名もなき集落。地名はあるのだろうから、実際は何か名前があるのかも知れない、でも誰も知らない。そんな小さな村に到着した。
「やっと久しぶりに野宿から解放されるな!」
「ごはん」
キツネが大きく伸びをする。マヤはすでに空腹を訴えている。今日は宿をとって、温かい物を食べるのだ。一同は一直線に酒場に向かう。木製の扉を開けると、これまた古い木の匂いが鼻先を通っていった。小さなテーブルがいくつか並んだこじんまりとした店だ。何かいう間も無く、三人は席に着き思い思いの食事をオーダーする。
「お待ちどう!」
そう言って初老のおじさんがビールを持ってきた。

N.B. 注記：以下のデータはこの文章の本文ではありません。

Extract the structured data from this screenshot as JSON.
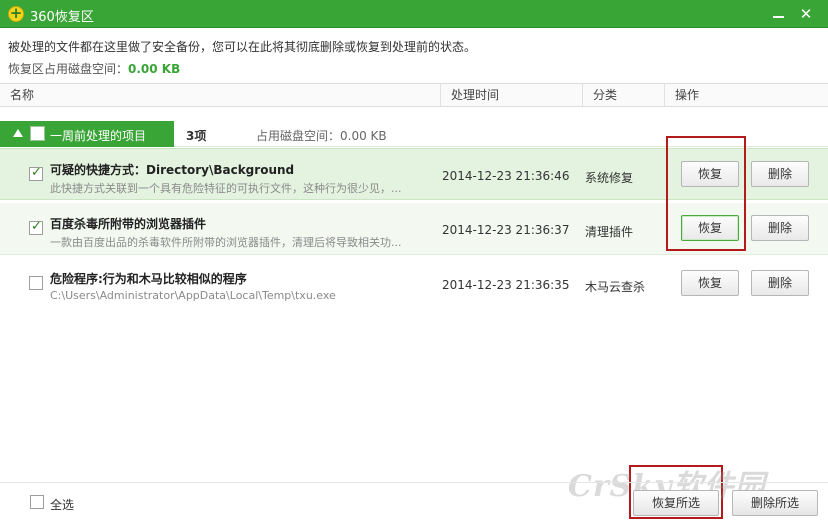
{
  "window": {
    "title": "360恢复区",
    "minimize": "",
    "close": "✕"
  },
  "info": {
    "line1": "被处理的文件都在这里做了安全备份，您可以在此将其彻底删除或恢复到处理前的状态。",
    "line2_label": "恢复区占用磁盘空间：",
    "line2_size": "0.00 KB"
  },
  "table": {
    "headers": {
      "name": "名称",
      "time": "处理时间",
      "category": "分类",
      "action": "操作"
    }
  },
  "group": {
    "name": "一周前处理的项目",
    "count": "3项",
    "size": "占用磁盘空间：0.00 KB"
  },
  "rows": [
    {
      "checked": true,
      "name": "可疑的快捷方式：Directory\\Background",
      "desc": "此快捷方式关联到一个具有危险特征的可执行文件，这种行为很少见，...",
      "time": "2014-12-23 21:36:46",
      "category": "系统修复",
      "restore": "恢复",
      "delete": "删除"
    },
    {
      "checked": true,
      "name": "百度杀毒所附带的浏览器插件",
      "desc": "一款由百度出品的杀毒软件所附带的浏览器插件，清理后将导致相关功...",
      "time": "2014-12-23 21:36:37",
      "category": "清理插件",
      "restore": "恢复",
      "delete": "删除"
    },
    {
      "checked": false,
      "name": "危险程序:行为和木马比较相似的程序",
      "desc": "C:\\Users\\Administrator\\AppData\\Local\\Temp\\txu.exe",
      "time": "2014-12-23 21:36:35",
      "category": "木马云查杀",
      "restore": "恢复",
      "delete": "删除"
    }
  ],
  "footer": {
    "select_all": "全选",
    "restore_selected": "恢复所选",
    "delete_selected": "删除所选"
  },
  "watermark": "CrSky软件园",
  "colors": {
    "accent": "#3aa537",
    "highlight_box": "#b31b1b"
  }
}
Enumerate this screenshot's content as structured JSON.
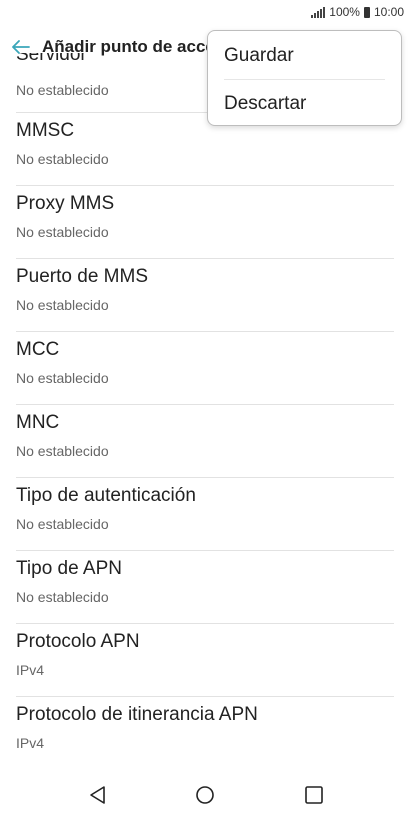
{
  "status": {
    "battery_percent": "100%",
    "time": "10:00"
  },
  "header": {
    "title": "Añadir punto de acceso"
  },
  "menu": {
    "items": [
      "Guardar",
      "Descartar"
    ]
  },
  "settings": [
    {
      "title": "Servidor",
      "value": "No establecido"
    },
    {
      "title": "MMSC",
      "value": "No establecido"
    },
    {
      "title": "Proxy MMS",
      "value": "No establecido"
    },
    {
      "title": "Puerto de MMS",
      "value": "No establecido"
    },
    {
      "title": "MCC",
      "value": "No establecido"
    },
    {
      "title": "MNC",
      "value": "No establecido"
    },
    {
      "title": "Tipo de autenticación",
      "value": "No establecido"
    },
    {
      "title": "Tipo de APN",
      "value": "No establecido"
    },
    {
      "title": "Protocolo APN",
      "value": "IPv4"
    },
    {
      "title": "Protocolo de itinerancia APN",
      "value": "IPv4"
    }
  ],
  "icons": {
    "back": "back-arrow-icon",
    "signal": "signal-icon",
    "battery": "battery-icon",
    "nav_back": "triangle-back-icon",
    "nav_home": "circle-home-icon",
    "nav_recents": "square-recents-icon"
  },
  "colors": {
    "accent": "#3aa6b9",
    "divider": "#e2e2e2"
  }
}
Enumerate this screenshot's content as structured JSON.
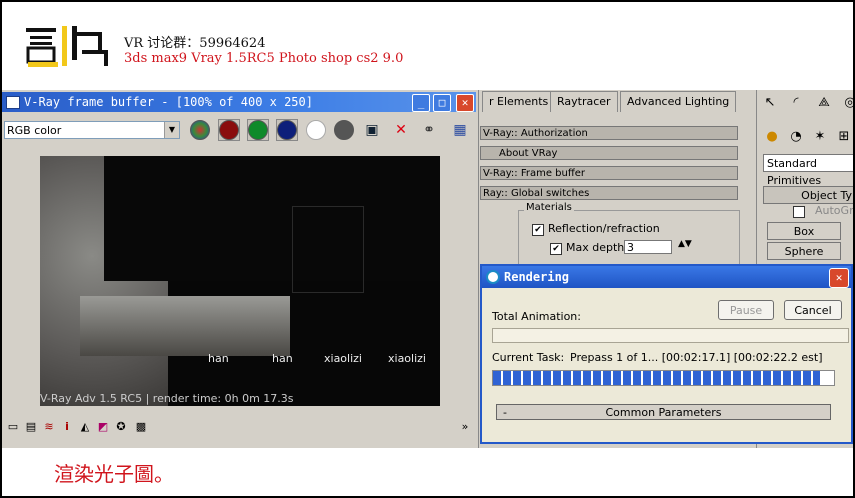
{
  "header": {
    "logo_text": "画山",
    "line1": "VR 讨论群：59964624",
    "line2": "3ds max9 Vray 1.5RC5 Photo shop cs2 9.0"
  },
  "vfb": {
    "title": "V-Ray frame buffer - [100% of 400 x 250]",
    "channel": "RGB color",
    "status": "V-Ray Adv 1.5 RC5 | render time: 0h 0m 17.3s",
    "labels": [
      "han",
      "han",
      "xiaolizi",
      "xiaolizi"
    ]
  },
  "tabs": [
    "r Elements",
    "Raytracer",
    "Advanced Lighting"
  ],
  "rollouts": [
    "V-Ray:: Authorization",
    "About VRay",
    "V-Ray:: Frame buffer",
    "Ray:: Global switches"
  ],
  "materials": {
    "group": "Materials",
    "reflection": "Reflection/refraction",
    "max_depth_label": "Max depth",
    "max_depth": "3"
  },
  "cmd_panel": {
    "dropdown": "Standard Primitives",
    "rollout": "Object Ty",
    "autogrid": "AutoGrid",
    "box": "Box",
    "sphere": "Sphere"
  },
  "rendering": {
    "title": "Rendering",
    "pause": "Pause",
    "cancel": "Cancel",
    "total_label": "Total Animation:",
    "current_label": "Current Task:",
    "current_task": "Prepass 1 of 1... [00:02:17.1] [00:02:22.2 est]",
    "progress": 0.96,
    "common_params": "Common Parameters",
    "minus": "-"
  },
  "caption": "渲染光子圖。"
}
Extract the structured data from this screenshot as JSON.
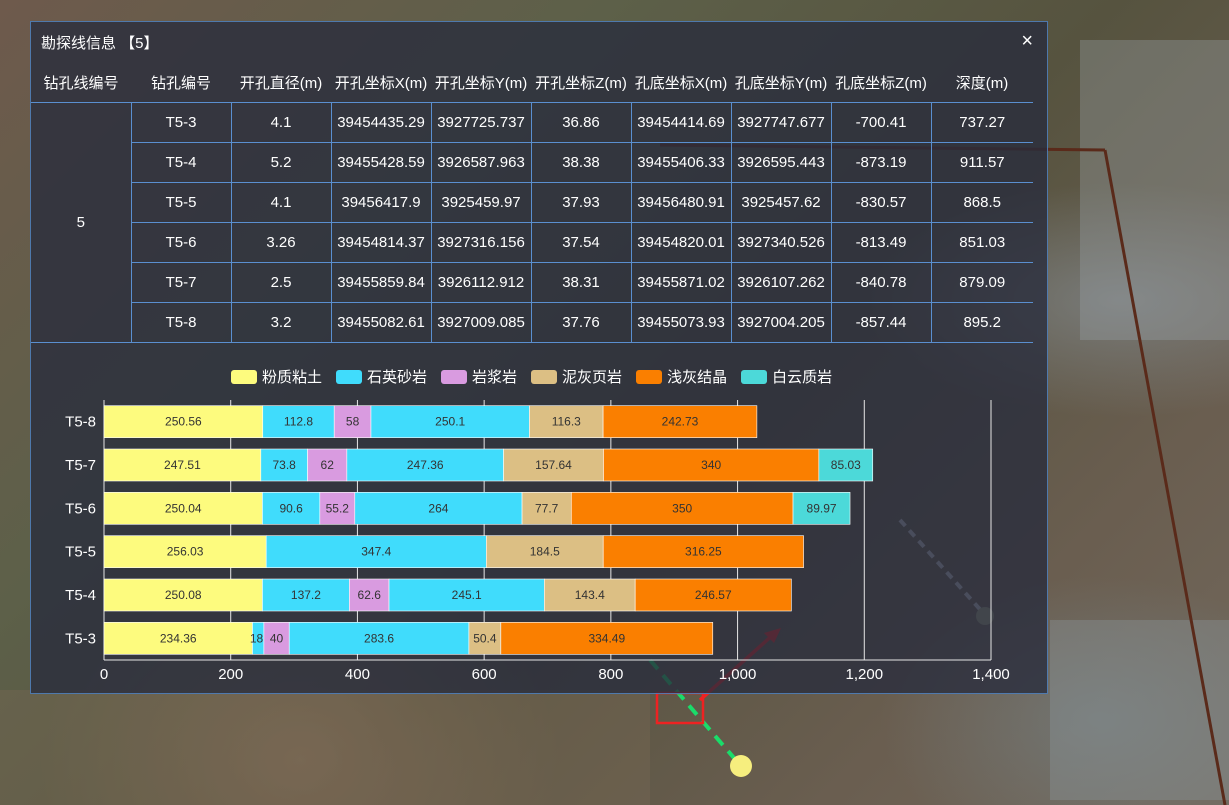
{
  "dialog": {
    "title": "勘探线信息 【5】",
    "close_symbol": "×"
  },
  "table": {
    "headers": [
      "钻孔线编号",
      "钻孔编号",
      "开孔直径(m)",
      "开孔坐标X(m)",
      "开孔坐标Y(m)",
      "开孔坐标Z(m)",
      "孔底坐标X(m)",
      "孔底坐标Y(m)",
      "孔底坐标Z(m)",
      "深度(m)"
    ],
    "group_value": "5",
    "rows": [
      [
        "T5-3",
        "4.1",
        "39454435.29",
        "3927725.737",
        "36.86",
        "39454414.69",
        "3927747.677",
        "-700.41",
        "737.27"
      ],
      [
        "T5-4",
        "5.2",
        "39455428.59",
        "3926587.963",
        "38.38",
        "39455406.33",
        "3926595.443",
        "-873.19",
        "911.57"
      ],
      [
        "T5-5",
        "4.1",
        "39456417.9",
        "3925459.97",
        "37.93",
        "39456480.91",
        "3925457.62",
        "-830.57",
        "868.5"
      ],
      [
        "T5-6",
        "3.26",
        "39454814.37",
        "3927316.156",
        "37.54",
        "39454820.01",
        "3927340.526",
        "-813.49",
        "851.03"
      ],
      [
        "T5-7",
        "2.5",
        "39455859.84",
        "3926112.912",
        "38.31",
        "39455871.02",
        "3926107.262",
        "-840.78",
        "879.09"
      ],
      [
        "T5-8",
        "3.2",
        "39455082.61",
        "3927009.085",
        "37.76",
        "39455073.93",
        "3927004.205",
        "-857.44",
        "895.2"
      ]
    ]
  },
  "chart_data": {
    "type": "bar",
    "orientation": "horizontal",
    "stacked": true,
    "categories": [
      "T5-3",
      "T5-4",
      "T5-5",
      "T5-6",
      "T5-7",
      "T5-8"
    ],
    "xlim": [
      0,
      1400
    ],
    "x_ticks": [
      0,
      200,
      400,
      600,
      800,
      1000,
      1200,
      1400
    ],
    "x_tick_labels": [
      "0",
      "200",
      "400",
      "600",
      "800",
      "1,000",
      "1,200",
      "1,400"
    ],
    "legend": [
      "粉质粘土",
      "石英砂岩",
      "岩浆岩",
      "泥灰页岩",
      "浅灰结晶",
      "白云质岩"
    ],
    "legend_position": "top",
    "grid": true,
    "colors": {
      "粉质粘土": "#fdfb7e",
      "石英砂岩": "#40dcfc",
      "岩浆岩": "#d99be0",
      "泥灰页岩": "#dcbf84",
      "浅灰结晶": "#fa7f00",
      "白云质岩": "#4cd9d9"
    },
    "bars": {
      "T5-3": [
        {
          "layer": "粉质粘土",
          "value": 234.36,
          "label": "234.36"
        },
        {
          "layer": "石英砂岩",
          "value": 18,
          "label": "18."
        },
        {
          "layer": "岩浆岩",
          "value": 40,
          "label": "40"
        },
        {
          "layer": "石英砂岩",
          "value": 283.6,
          "label": "283.6"
        },
        {
          "layer": "泥灰页岩",
          "value": 50.4,
          "label": "50.4"
        },
        {
          "layer": "浅灰结晶",
          "value": 334.49,
          "label": "334.49"
        }
      ],
      "T5-4": [
        {
          "layer": "粉质粘土",
          "value": 250.08,
          "label": "250.08"
        },
        {
          "layer": "石英砂岩",
          "value": 137.2,
          "label": "137.2"
        },
        {
          "layer": "岩浆岩",
          "value": 62.6,
          "label": "62.6"
        },
        {
          "layer": "石英砂岩",
          "value": 245.1,
          "label": "245.1"
        },
        {
          "layer": "泥灰页岩",
          "value": 143.4,
          "label": "143.4"
        },
        {
          "layer": "浅灰结晶",
          "value": 246.57,
          "label": "246.57"
        }
      ],
      "T5-5": [
        {
          "layer": "粉质粘土",
          "value": 256.03,
          "label": "256.03"
        },
        {
          "layer": "石英砂岩",
          "value": 347.4,
          "label": "347.4"
        },
        {
          "layer": "泥灰页岩",
          "value": 184.5,
          "label": "184.5"
        },
        {
          "layer": "浅灰结晶",
          "value": 316.25,
          "label": "316.25"
        }
      ],
      "T5-6": [
        {
          "layer": "粉质粘土",
          "value": 250.04,
          "label": "250.04"
        },
        {
          "layer": "石英砂岩",
          "value": 90.6,
          "label": "90.6"
        },
        {
          "layer": "岩浆岩",
          "value": 55.2,
          "label": "55.2"
        },
        {
          "layer": "石英砂岩",
          "value": 264,
          "label": "264"
        },
        {
          "layer": "泥灰页岩",
          "value": 77.7,
          "label": "77.7"
        },
        {
          "layer": "浅灰结晶",
          "value": 350,
          "label": "350"
        },
        {
          "layer": "白云质岩",
          "value": 89.97,
          "label": "89.97"
        }
      ],
      "T5-7": [
        {
          "layer": "粉质粘土",
          "value": 247.51,
          "label": "247.51"
        },
        {
          "layer": "石英砂岩",
          "value": 73.8,
          "label": "73.8"
        },
        {
          "layer": "岩浆岩",
          "value": 62,
          "label": "62"
        },
        {
          "layer": "石英砂岩",
          "value": 247.36,
          "label": "247.36"
        },
        {
          "layer": "泥灰页岩",
          "value": 157.64,
          "label": "157.64"
        },
        {
          "layer": "浅灰结晶",
          "value": 340,
          "label": "340"
        },
        {
          "layer": "白云质岩",
          "value": 85.03,
          "label": "85.03"
        }
      ],
      "T5-8": [
        {
          "layer": "粉质粘土",
          "value": 250.56,
          "label": "250.56"
        },
        {
          "layer": "石英砂岩",
          "value": 112.8,
          "label": "112.8"
        },
        {
          "layer": "岩浆岩",
          "value": 58,
          "label": "58"
        },
        {
          "layer": "石英砂岩",
          "value": 250.1,
          "label": "250.1"
        },
        {
          "layer": "泥灰页岩",
          "value": 116.3,
          "label": "116.3"
        },
        {
          "layer": "浅灰结晶",
          "value": 242.73,
          "label": "242.73"
        }
      ]
    }
  }
}
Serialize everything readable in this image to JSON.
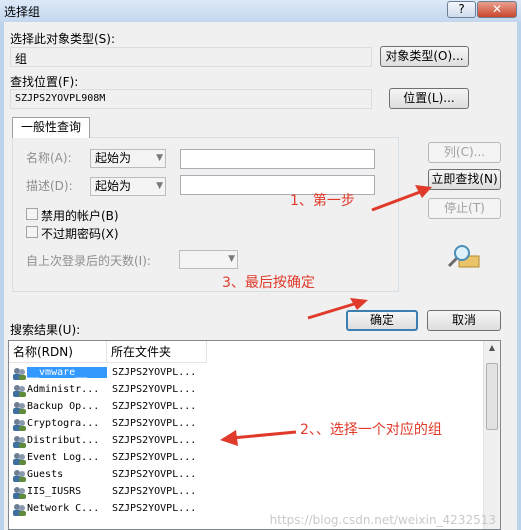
{
  "dialog": {
    "title": "选择组",
    "help_label": "?",
    "close_label": "✕"
  },
  "object_type": {
    "label": "选择此对象类型(S):",
    "value": "组",
    "button": "对象类型(O)..."
  },
  "location": {
    "label": "查找位置(F):",
    "value": "SZJPS2YOVPL908M",
    "button": "位置(L)..."
  },
  "common_queries": {
    "tab_label": "一般性查询",
    "name_label": "名称(A):",
    "name_mode": "起始为",
    "desc_label": "描述(D):",
    "desc_mode": "起始为",
    "disabled_accounts": "禁用的帐户(B)",
    "non_expiring_pw": "不过期密码(X)",
    "days_since_logon_label": "自上次登录后的天数(I):"
  },
  "side_buttons": {
    "columns": "列(C)...",
    "find_now": "立即查找(N)",
    "stop": "停止(T)"
  },
  "actions": {
    "ok": "确定",
    "cancel": "取消"
  },
  "annotations": {
    "step1": "1、第一步",
    "step2": "2、、选择一个对应的组",
    "step3": "3、最后按确定"
  },
  "results": {
    "label": "搜索结果(U):",
    "columns": [
      "名称(RDN)",
      "所在文件夹"
    ],
    "rows": [
      {
        "name": "__vmware__",
        "folder": "SZJPS2YOVPL..."
      },
      {
        "name": "Administr...",
        "folder": "SZJPS2YOVPL..."
      },
      {
        "name": "Backup Op...",
        "folder": "SZJPS2YOVPL..."
      },
      {
        "name": "Cryptogra...",
        "folder": "SZJPS2YOVPL..."
      },
      {
        "name": "Distribut...",
        "folder": "SZJPS2YOVPL..."
      },
      {
        "name": "Event Log...",
        "folder": "SZJPS2YOVPL..."
      },
      {
        "name": "Guests",
        "folder": "SZJPS2YOVPL..."
      },
      {
        "name": "IIS_IUSRS",
        "folder": "SZJPS2YOVPL..."
      },
      {
        "name": "Network C...",
        "folder": "SZJPS2YOVPL..."
      }
    ],
    "selected_index": 0
  },
  "watermark": "https://blog.csdn.net/weixin_4232513"
}
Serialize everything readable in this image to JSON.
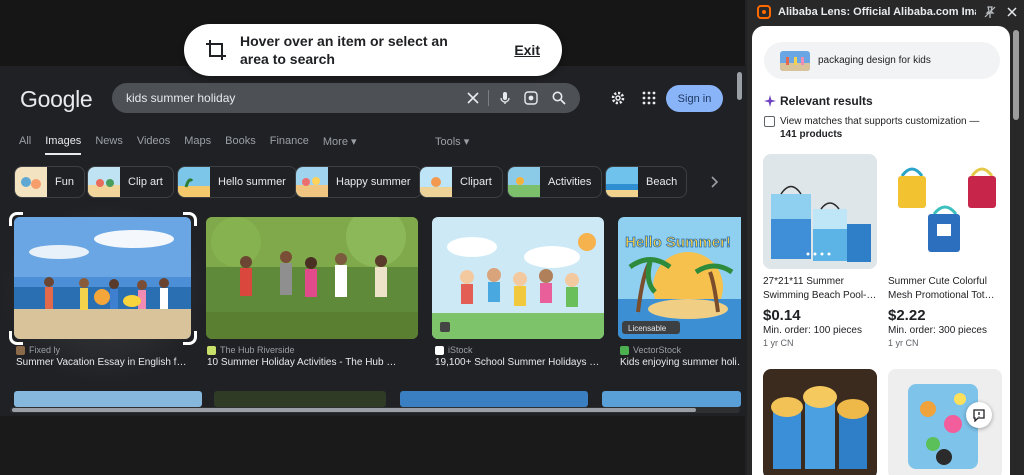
{
  "banner": {
    "message_line1": "Hover over an item or select an",
    "message_line2": "area to search",
    "exit_label": "Exit"
  },
  "google": {
    "logo": "Google",
    "query": "kids summer holiday",
    "signin_label": "Sign in",
    "tabs": [
      "All",
      "Images",
      "News",
      "Videos",
      "Maps",
      "Books",
      "Finance",
      "More ▾"
    ],
    "active_tab": "Images",
    "tools_label": "Tools ▾",
    "chips": [
      "Fun",
      "Clip art",
      "Hello summer",
      "Happy summer",
      "Clipart",
      "Activities",
      "Beach"
    ],
    "results": [
      {
        "source": "Fixed ly",
        "title": "Summer Vacation Essay in English f…"
      },
      {
        "source": "The Hub Riverside",
        "title": "10 Summer Holiday Activities - The Hub …"
      },
      {
        "source": "iStock",
        "title": "19,100+ School Summer Holidays …"
      },
      {
        "source": "VectorStock",
        "title": "Kids enjoying summer holi…",
        "badge": "Licensable",
        "image_text": "Hello Summer!"
      }
    ],
    "icons": [
      "clear-icon",
      "microphone-icon",
      "lens-icon",
      "search-icon",
      "settings-icon",
      "apps-icon",
      "crop-icon"
    ]
  },
  "panel": {
    "title": "Alibaba Lens: Official Alibaba.com Imag…",
    "query": "packaging design for kids",
    "relevant_label": "Relevant results",
    "matches_text": "View matches that supports customization —",
    "matches_count": "141 products",
    "products": [
      {
        "name1": "27*21*11 Summer",
        "name2": "Swimming Beach Pool-…",
        "price": "$0.14",
        "moq": "Min. order: 100 pieces",
        "meta": "1 yr  CN"
      },
      {
        "name1": "Summer Cute Colorful",
        "name2": "Mesh Promotional Tot…",
        "price": "$2.22",
        "moq": "Min. order: 300 pieces",
        "meta": "1 yr  CN"
      }
    ]
  },
  "colors": {
    "accent": "#8ab4f8",
    "sparkle": "#6f42c1",
    "alibaba": "#ff6a00"
  }
}
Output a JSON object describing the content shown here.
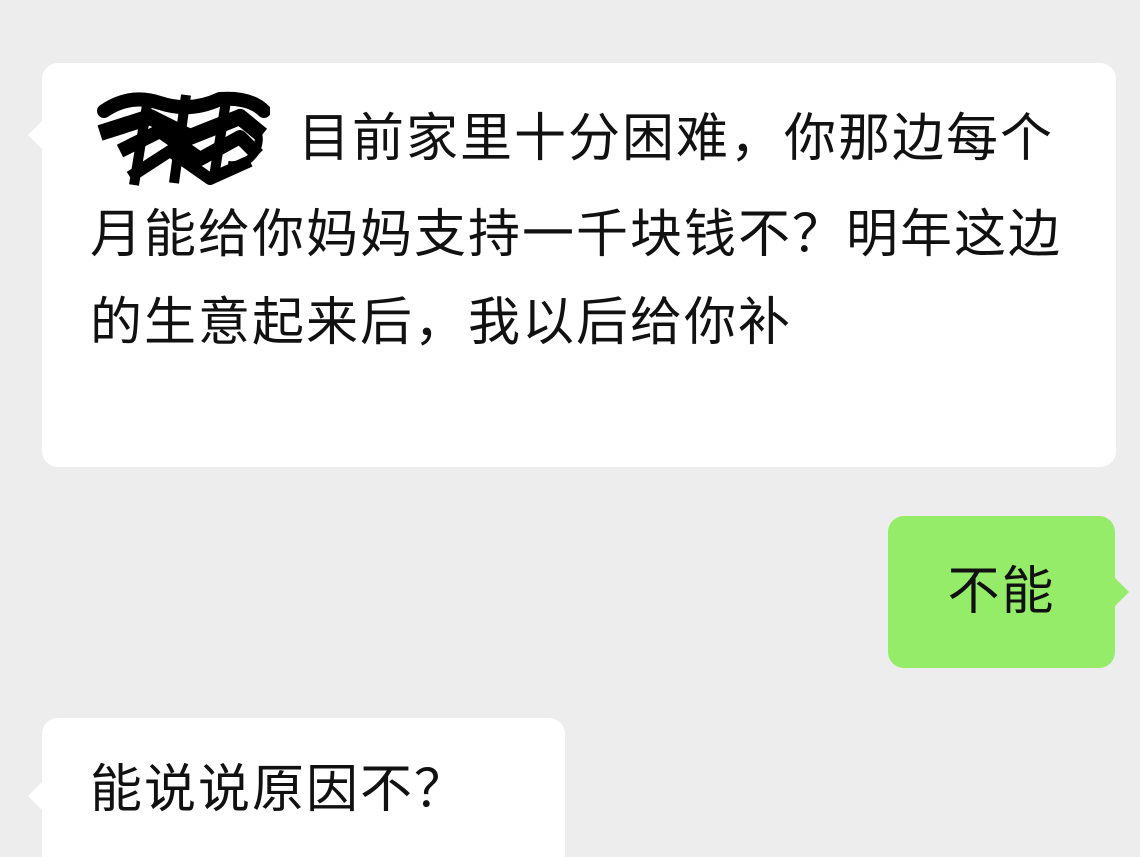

伝統的なエールタイプのビールだ。すこし赤色がかっている。ついでに来たばかりのそれらをテーブルに無造作に置いていく。
「今日も無事で、酒にありつけたことに乾杯!」
「かんぱい」
「乾杯!」
帝都では設備が揃っているので低温発酵のラガービールのシェアが大きいが、この村のような小さな集落では伝統的な製法で醸造されるエールが主流である。常温のそれをぐっと喉に通すと、ほのかにりんごにも似たフルーツのような香りがする。ビール特有の苦味は少なく酸味が強め、まるでワインのような深い味わいだ。泡もきめ細やかで心地よい。
「おいしい」
「最高だな!」
ビールと温かい食事を楽しんでいると、一つ気になった事があったのを思い出した。
「そういえば冒険者の人たちって、どうやって生計を立てているんですか?」
「どうしてると思う?」
ニヤっと口角を上げてキツネがそう言った。
「うーん、さっきのスライムみたいに魔物から収入を得ているとかですか」
「ないない。さっきみたいなラッキーは滅多にないぞ」
「うーん」
わからない。何か仕事をしているのか。
「ヒントをあげよう。まず冒険者は住所不定で定職を持っていない。特技は暴力だ。そして街から街へ旅をする」
「そう聞くとなんか怖いですね」
「まぁな。実際冒険者の収入としては、まずは恐喝、そして賭博とか?」
「金を借りて飛ぶ」
「それもあったな」
「ろくなもんじゃないですね……」
はっはっはとキツネが笑う。どこまで本気なのだろうか。
「まぁ冒険者っていうのは生き方であって職業じゃないからな。みんなそれぞれだよ。日雇いの仕事をするやつもいるし、用心棒なんかをするやつもいれば、実家が金持ちで働かないやつもいる。商売をしてるやつもいるな」
「なるほど、みんなそれぞれって事ですね」
「結論から言えば、な」
「じゃあキツネさんとマヤさんは何をやっているんですか?」
「……」
「え?」
「それは秘密だ」
なんだこいつ。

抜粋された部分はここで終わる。